Sebi Extends Suspension Of Trading In 7 Agri Commodity Derivatives For 1 Year
The Sebi has extended the suspension of futures and options trading in seven agricultural commodities, including wheat and moong, for one more year till December 2023 in a bid to rein in prices
Capital markets regulator, Securities and Exchange Board of India (Sebi), has extended the suspension of futures and options trading in seven agricultural commodities, including wheat and moong, for one more year till December 2023 in a bid to rein in prices, the PTI reported on Wednesday.
According to the report, the other agricultural commodities suspended by Sebi are paddy (non-basmati), chana, crude palm oil, mustard seeds, and their derivatives and soya bean and its derivatives.
The suspension permits squaring up of existing positions in these commodities, but no fresh futures trading is permitted in them for a year. To curb inflation, the Sebi in last December prohibited exchanges from launching new derivative contracts of soyabean, mustard seeds, channa, wheat, paddy, moong, and crude palm oil. These directions were applicable for one year.
Sebi in a statement on Wednesday said, “The suspension of trading in the above contracts has been extended for one more year beyond December 20, 2022, i.e. till December 20, 2023.”

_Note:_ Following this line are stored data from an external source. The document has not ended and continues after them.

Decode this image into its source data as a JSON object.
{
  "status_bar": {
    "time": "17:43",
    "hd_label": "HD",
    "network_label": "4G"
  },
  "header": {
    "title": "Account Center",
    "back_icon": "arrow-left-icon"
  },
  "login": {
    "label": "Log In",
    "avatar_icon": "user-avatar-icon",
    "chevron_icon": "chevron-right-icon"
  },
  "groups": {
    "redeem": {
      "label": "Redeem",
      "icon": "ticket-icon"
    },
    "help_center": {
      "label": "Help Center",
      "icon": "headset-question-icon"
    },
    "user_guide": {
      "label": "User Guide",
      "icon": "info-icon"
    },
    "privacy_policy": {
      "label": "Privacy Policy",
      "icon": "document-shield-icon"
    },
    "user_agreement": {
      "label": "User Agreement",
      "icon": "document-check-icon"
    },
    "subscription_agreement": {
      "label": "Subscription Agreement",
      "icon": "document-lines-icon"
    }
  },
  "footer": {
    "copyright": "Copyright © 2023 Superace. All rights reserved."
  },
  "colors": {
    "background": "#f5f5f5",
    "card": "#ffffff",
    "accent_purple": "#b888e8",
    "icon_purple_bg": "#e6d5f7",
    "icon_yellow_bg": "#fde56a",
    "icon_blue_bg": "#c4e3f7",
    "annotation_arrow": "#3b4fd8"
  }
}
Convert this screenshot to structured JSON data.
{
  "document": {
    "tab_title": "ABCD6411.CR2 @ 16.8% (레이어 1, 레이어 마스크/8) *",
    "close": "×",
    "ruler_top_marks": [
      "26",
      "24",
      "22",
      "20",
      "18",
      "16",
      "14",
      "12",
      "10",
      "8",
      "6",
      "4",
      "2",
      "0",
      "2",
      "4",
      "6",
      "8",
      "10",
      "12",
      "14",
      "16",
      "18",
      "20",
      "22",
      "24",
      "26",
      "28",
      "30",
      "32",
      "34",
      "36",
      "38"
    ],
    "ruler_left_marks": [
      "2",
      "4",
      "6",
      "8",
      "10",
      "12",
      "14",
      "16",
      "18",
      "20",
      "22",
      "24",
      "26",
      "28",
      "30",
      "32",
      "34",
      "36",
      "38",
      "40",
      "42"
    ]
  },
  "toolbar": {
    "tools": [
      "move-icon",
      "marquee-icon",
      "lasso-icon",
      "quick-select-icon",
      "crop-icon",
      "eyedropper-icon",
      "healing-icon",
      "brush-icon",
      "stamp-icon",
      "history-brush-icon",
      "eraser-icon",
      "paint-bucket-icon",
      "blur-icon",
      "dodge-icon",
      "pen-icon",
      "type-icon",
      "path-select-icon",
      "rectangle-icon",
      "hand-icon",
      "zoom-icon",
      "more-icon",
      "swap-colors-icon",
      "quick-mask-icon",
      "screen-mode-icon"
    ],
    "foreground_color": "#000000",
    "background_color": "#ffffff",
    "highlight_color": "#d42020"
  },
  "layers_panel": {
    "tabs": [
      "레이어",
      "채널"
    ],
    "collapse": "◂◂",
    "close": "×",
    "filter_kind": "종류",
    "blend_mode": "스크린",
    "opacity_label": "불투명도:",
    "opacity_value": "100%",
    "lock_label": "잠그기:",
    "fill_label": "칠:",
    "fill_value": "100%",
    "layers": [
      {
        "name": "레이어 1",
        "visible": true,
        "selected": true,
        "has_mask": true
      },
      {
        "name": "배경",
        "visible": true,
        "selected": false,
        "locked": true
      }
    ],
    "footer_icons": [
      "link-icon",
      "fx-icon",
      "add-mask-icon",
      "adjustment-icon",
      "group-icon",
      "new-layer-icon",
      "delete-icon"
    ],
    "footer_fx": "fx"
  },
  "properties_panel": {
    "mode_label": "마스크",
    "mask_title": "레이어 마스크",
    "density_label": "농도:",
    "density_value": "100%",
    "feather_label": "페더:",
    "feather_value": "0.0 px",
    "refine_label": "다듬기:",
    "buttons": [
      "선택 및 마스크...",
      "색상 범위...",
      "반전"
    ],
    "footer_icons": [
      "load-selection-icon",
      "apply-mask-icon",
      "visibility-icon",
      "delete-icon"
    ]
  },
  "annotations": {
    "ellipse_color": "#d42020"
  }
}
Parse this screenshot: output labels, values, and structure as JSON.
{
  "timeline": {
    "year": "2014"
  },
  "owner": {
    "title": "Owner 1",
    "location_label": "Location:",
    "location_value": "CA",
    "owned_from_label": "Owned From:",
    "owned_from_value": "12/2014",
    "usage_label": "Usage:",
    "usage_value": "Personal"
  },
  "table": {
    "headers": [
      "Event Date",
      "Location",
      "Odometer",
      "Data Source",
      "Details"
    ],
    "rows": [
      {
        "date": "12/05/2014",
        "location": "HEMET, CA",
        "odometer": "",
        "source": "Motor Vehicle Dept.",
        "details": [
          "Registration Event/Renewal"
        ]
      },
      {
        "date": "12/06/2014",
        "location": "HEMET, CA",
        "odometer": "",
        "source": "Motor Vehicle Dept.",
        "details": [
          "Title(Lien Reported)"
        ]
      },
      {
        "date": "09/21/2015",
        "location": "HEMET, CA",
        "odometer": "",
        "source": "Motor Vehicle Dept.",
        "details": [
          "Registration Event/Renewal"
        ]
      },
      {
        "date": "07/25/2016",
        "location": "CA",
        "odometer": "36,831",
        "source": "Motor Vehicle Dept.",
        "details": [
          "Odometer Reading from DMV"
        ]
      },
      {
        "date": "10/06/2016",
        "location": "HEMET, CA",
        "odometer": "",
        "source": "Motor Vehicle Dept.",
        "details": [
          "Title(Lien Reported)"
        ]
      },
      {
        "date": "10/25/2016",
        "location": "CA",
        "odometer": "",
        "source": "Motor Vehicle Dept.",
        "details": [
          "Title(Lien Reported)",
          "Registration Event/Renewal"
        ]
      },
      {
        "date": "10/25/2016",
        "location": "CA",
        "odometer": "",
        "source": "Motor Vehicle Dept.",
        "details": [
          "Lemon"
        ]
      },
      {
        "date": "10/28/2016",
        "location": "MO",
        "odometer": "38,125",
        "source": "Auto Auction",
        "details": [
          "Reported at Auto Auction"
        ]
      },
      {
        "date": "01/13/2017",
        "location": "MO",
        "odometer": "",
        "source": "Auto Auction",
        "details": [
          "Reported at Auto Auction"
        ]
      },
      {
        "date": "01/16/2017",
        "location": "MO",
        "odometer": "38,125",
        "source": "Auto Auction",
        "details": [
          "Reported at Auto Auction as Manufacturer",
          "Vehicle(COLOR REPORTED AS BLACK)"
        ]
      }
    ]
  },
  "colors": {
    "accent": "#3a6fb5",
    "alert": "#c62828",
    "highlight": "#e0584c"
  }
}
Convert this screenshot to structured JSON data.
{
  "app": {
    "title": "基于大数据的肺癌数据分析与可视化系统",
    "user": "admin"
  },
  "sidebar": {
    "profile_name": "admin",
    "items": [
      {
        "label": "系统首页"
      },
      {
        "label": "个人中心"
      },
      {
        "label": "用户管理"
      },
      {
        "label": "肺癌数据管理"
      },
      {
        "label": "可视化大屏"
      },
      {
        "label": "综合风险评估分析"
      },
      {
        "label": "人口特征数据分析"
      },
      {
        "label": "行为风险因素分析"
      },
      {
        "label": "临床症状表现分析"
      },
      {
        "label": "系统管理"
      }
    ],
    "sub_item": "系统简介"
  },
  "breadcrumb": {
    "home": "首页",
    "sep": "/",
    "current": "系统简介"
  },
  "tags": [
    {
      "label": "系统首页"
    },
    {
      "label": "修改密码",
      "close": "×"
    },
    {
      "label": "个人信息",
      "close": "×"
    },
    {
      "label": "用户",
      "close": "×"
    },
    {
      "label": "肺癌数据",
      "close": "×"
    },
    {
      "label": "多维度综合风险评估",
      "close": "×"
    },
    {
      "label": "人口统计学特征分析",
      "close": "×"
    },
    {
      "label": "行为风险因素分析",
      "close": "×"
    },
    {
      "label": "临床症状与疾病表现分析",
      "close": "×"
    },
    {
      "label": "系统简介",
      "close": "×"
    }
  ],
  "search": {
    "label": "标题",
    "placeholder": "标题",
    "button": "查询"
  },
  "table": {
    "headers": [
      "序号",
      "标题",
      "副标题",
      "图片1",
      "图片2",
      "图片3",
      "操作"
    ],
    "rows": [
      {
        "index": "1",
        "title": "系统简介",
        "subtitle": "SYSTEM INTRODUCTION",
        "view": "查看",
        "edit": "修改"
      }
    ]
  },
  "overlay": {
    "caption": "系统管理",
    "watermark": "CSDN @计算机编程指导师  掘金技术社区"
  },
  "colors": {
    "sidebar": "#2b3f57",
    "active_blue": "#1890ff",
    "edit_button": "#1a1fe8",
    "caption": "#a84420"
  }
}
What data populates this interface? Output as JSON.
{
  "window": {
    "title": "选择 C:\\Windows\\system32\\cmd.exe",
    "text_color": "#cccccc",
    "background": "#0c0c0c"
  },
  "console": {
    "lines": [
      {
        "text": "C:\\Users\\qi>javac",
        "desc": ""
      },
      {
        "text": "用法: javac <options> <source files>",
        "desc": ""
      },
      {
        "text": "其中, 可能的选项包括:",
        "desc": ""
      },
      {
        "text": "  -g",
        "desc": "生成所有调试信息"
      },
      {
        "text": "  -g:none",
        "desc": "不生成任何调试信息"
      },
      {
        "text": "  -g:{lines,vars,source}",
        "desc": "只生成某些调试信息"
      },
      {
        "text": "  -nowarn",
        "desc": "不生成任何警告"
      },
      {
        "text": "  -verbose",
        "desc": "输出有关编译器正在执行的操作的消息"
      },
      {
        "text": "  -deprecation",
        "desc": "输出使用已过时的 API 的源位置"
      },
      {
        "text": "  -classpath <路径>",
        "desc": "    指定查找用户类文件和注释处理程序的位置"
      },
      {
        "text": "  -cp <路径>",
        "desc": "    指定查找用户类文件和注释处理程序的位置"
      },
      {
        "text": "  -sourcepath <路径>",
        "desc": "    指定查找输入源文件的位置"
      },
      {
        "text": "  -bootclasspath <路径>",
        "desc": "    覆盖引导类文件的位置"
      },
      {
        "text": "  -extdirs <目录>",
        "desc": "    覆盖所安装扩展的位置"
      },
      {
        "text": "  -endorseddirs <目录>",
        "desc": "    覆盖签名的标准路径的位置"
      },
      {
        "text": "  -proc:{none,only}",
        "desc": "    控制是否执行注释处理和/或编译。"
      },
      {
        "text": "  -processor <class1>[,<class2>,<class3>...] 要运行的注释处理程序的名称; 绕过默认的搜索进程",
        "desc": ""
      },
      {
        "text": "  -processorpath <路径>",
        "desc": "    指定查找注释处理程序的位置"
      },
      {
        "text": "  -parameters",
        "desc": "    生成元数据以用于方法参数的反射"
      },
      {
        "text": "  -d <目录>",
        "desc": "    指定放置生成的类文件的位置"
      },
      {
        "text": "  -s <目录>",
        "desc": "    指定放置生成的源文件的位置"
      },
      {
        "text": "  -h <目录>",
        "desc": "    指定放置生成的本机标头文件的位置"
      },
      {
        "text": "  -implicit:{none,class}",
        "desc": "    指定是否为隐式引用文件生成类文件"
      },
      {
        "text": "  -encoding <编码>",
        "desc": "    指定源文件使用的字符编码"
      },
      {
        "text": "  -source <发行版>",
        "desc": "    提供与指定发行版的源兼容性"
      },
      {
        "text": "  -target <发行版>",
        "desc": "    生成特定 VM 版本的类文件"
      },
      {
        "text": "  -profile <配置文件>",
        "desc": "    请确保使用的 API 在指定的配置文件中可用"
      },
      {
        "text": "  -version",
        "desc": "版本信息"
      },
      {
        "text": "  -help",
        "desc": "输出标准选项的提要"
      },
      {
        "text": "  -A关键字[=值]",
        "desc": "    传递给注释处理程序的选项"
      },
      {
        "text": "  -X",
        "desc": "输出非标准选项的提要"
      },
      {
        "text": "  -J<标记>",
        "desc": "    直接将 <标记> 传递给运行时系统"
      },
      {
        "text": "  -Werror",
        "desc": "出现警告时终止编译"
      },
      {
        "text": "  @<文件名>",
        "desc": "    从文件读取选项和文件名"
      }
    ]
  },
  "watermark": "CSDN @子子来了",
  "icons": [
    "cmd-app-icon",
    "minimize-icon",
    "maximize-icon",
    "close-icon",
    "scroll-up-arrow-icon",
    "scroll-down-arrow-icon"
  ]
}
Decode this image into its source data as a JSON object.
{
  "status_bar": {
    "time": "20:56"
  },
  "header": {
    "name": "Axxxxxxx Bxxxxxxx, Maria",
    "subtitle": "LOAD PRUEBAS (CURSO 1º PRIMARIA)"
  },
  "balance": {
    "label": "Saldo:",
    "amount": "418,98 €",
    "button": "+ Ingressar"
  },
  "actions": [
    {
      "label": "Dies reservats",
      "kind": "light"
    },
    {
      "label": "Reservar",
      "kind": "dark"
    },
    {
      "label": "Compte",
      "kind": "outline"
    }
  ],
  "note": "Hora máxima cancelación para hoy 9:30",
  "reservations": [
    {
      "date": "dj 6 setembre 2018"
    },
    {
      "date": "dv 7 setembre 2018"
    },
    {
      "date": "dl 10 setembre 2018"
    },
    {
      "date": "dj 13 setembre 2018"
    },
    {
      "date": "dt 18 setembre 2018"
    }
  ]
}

Earlier this month, the Commodity Participants Association of India (CPAI) had urged the government and Sebi to allow exchanges to resume trading in these seven agricultural derivatives contracts.
In its letter to the Finance Ministry and Sebi, the association had said the prolonged bans are detrimental to the Indian commodity market ecosystem and severely dent the perception regarding India's ease of doing business environment.
During the last one year, the price of some of these commodities has been below or around MSP, and many studies concluded that the commodity prices are predominantly governed by supply and demand factors, and trading on exchanges has no impact on the price, CPAI had mentioned.
The association suggested that easily reversible options, such as increasing margin and lowering open interest limits for commodity derivatives contracts may be resorted to in case significant volatility is observed in agri-commodity contracts.